Having him from the get-go be breeding pigs as man-eaters to threaten his sister and her attempts on his life, to basically put her back in line and to give her a check on where she is in their relationship, felt like an interesting way to reinvent the pig eating that could also set up that story in the future, like if once you don’t succeed, try, try again. Because we weren’t going to be showing any of the pedophilia, incest, rape, or any of those elements of the Mason Verger story—we were obscuring them in a way and suggesting them in another way, but not necessarily fully embracing it, [instead] keeping him more of a general sadist. It felt like that might be a great way to introduce the character, through his pigs, and how the piggishness of his behavior is really one that has been learned from his father. If something doesn’t do what you want it to do, you manipulate and breed and coerce it into the thing you want it to be, as opposed to just accepting it for who it is. We see that’s what happened with Margot and being a lesbian: Instead of just accepting who she is, she’s had to endure a series of coercions throughout her life that has constantly kept her under threat. So it’s a little bit of a comeuppance that we’re seeing that she’s not just some shrinking violet who’s going to take it. She’s plotting to kill her brother.


AVC: Michael Pitt and Katharine Isabelle are giving really great performances, but have very different energies from the rest of the cast

BF: [Laughs.] Yes! They do!

AVC: Can you talk about the development those performances?

BF: Whenever we bring in any new character to the show, we want them to vibrate at a different frequency.

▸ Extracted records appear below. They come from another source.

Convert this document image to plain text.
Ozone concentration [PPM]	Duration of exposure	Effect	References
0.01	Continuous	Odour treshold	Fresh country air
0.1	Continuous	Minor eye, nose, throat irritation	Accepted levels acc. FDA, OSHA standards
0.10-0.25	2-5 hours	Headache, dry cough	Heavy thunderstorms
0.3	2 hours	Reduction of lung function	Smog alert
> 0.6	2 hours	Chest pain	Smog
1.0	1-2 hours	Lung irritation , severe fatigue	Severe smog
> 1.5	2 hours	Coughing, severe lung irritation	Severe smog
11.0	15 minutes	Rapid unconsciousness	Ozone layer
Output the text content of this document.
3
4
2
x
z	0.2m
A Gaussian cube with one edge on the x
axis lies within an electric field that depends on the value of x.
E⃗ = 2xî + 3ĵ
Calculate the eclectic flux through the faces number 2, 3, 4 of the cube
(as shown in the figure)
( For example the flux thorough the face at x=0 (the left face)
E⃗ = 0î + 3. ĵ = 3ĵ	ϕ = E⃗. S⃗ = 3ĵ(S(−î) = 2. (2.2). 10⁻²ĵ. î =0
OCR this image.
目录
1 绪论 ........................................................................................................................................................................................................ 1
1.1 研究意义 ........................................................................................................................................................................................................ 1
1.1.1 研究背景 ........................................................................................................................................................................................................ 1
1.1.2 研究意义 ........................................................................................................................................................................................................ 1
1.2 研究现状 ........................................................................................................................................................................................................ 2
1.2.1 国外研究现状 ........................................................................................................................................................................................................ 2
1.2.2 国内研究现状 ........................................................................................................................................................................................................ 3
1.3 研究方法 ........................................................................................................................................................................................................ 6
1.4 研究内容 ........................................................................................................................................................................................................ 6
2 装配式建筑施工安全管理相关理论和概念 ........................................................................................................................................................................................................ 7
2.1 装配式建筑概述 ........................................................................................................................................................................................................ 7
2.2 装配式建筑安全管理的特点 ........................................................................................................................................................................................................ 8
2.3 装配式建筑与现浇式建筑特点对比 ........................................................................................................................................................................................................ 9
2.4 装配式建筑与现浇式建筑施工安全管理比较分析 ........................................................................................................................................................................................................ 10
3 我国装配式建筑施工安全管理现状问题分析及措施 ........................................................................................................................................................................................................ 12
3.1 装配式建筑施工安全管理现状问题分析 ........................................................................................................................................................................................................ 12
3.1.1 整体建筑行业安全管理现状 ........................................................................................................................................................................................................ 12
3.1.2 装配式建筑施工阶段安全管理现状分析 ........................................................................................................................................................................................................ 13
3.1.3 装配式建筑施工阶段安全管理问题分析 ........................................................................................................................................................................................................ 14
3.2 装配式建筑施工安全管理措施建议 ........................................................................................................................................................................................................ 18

Katharine Isabelle is an innately comedic performer. She always has some sort of comic timing or wit that is less about comedy and is more about the honesty and the absurdity of the situations that the character is in, so I really loved that she was going to be bringing that out. With Michael Pitt, who I love in the show, and I can’t wait for you to see episode 12 because he’s just magnificent in it, I love the energy and the douchebaggery that he brings with such glee and zeal to the character. We talked very early on about this character being a version of The Joker to Hannibal’s Batman, and we wanted him to be as likable and fascinating and endearing in an ugly way, as he was in the books, but we also wanted to make sure, because he was so despicable, that he’s fun to be in the room with.